You can use DGPS corrections in Europe via custom application for SISnet receiving correction signals from EGNOS augmentation satellites(http://egnos-portal.gsa.europa.eu/news/egnos-gets-invite-your-smartphone-11). It does however need a subscription (which isn't really open to public yet) to SISnet to obtain username and password for connection to their servers. There's some of SDK published which you may find useful. Just remember that you are limited to C/A signals only (pseudoranges) and you CANNOT get phase data (L1/L2) from those cheap chips inside smartphones.You'd need a precision GNSS receiver such as Trimble BD910 (http://www.trimble.com/gnss-inertial/bd910.aspx?dtID=overview) to be able to access L1 carrier phase signal for GPS & GLONASS. There are however cheaper chips that support SBAS but none are yet installed natively in phones.

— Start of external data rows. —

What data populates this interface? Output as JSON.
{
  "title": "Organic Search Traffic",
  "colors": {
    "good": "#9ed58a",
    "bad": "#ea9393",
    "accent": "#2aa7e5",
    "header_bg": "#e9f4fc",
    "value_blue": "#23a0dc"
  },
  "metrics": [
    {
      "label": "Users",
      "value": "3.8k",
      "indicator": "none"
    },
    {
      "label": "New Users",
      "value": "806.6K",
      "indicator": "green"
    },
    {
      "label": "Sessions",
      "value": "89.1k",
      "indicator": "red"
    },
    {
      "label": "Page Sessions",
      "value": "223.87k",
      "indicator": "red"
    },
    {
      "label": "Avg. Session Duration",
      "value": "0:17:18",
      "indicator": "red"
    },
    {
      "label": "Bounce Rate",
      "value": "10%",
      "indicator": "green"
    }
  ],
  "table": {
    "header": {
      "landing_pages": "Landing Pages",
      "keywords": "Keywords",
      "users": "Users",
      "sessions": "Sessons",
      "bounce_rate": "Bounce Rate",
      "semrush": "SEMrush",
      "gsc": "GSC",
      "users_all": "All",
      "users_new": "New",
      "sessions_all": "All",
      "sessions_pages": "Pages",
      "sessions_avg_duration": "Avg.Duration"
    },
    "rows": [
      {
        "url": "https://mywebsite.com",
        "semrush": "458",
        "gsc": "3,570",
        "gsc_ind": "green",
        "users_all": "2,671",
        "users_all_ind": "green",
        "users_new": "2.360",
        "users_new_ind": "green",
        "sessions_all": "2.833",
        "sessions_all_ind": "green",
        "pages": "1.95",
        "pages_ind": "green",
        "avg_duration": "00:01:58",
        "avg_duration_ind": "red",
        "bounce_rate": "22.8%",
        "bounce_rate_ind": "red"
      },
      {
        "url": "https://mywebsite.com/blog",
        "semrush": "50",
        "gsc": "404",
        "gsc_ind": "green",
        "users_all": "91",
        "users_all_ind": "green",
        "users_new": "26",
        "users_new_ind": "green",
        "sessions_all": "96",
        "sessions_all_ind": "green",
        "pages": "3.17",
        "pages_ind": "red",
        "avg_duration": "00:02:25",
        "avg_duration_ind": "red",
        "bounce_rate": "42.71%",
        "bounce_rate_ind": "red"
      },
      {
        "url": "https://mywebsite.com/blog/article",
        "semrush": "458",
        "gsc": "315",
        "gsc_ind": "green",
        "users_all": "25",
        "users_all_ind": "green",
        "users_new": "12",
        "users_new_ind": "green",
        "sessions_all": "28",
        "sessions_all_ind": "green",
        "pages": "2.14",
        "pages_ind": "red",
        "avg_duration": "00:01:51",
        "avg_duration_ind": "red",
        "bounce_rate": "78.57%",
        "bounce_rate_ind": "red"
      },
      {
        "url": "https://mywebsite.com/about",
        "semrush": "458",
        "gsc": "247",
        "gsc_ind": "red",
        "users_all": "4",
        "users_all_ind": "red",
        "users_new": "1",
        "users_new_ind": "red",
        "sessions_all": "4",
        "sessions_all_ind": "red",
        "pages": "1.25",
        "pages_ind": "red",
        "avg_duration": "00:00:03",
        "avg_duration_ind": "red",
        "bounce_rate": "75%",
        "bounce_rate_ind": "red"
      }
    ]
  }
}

Umm. Your android probably has such a crap GPS antenna that achieving cm accuracy is impossible. Maybe if you average the position for days.. usually DGPS support is not published and not many chipsets support it. Last time I saw DGPS implemented it involved hacking the actual GPS chip firmware to add support. Even getting A-GPS to work on a random chipset is iffy since they might not support a documented way of feeding the assistance data.
It should be related with the hardware implementation , rather than the software implementation.
In the reality, GPS is usually accompanied with Wi-Fi or 3G to assist in searching the current position.
RTCM correction can be sent to your android phone using NTRIP 'provider'. Then you need to apply it to your raw GPS in your android.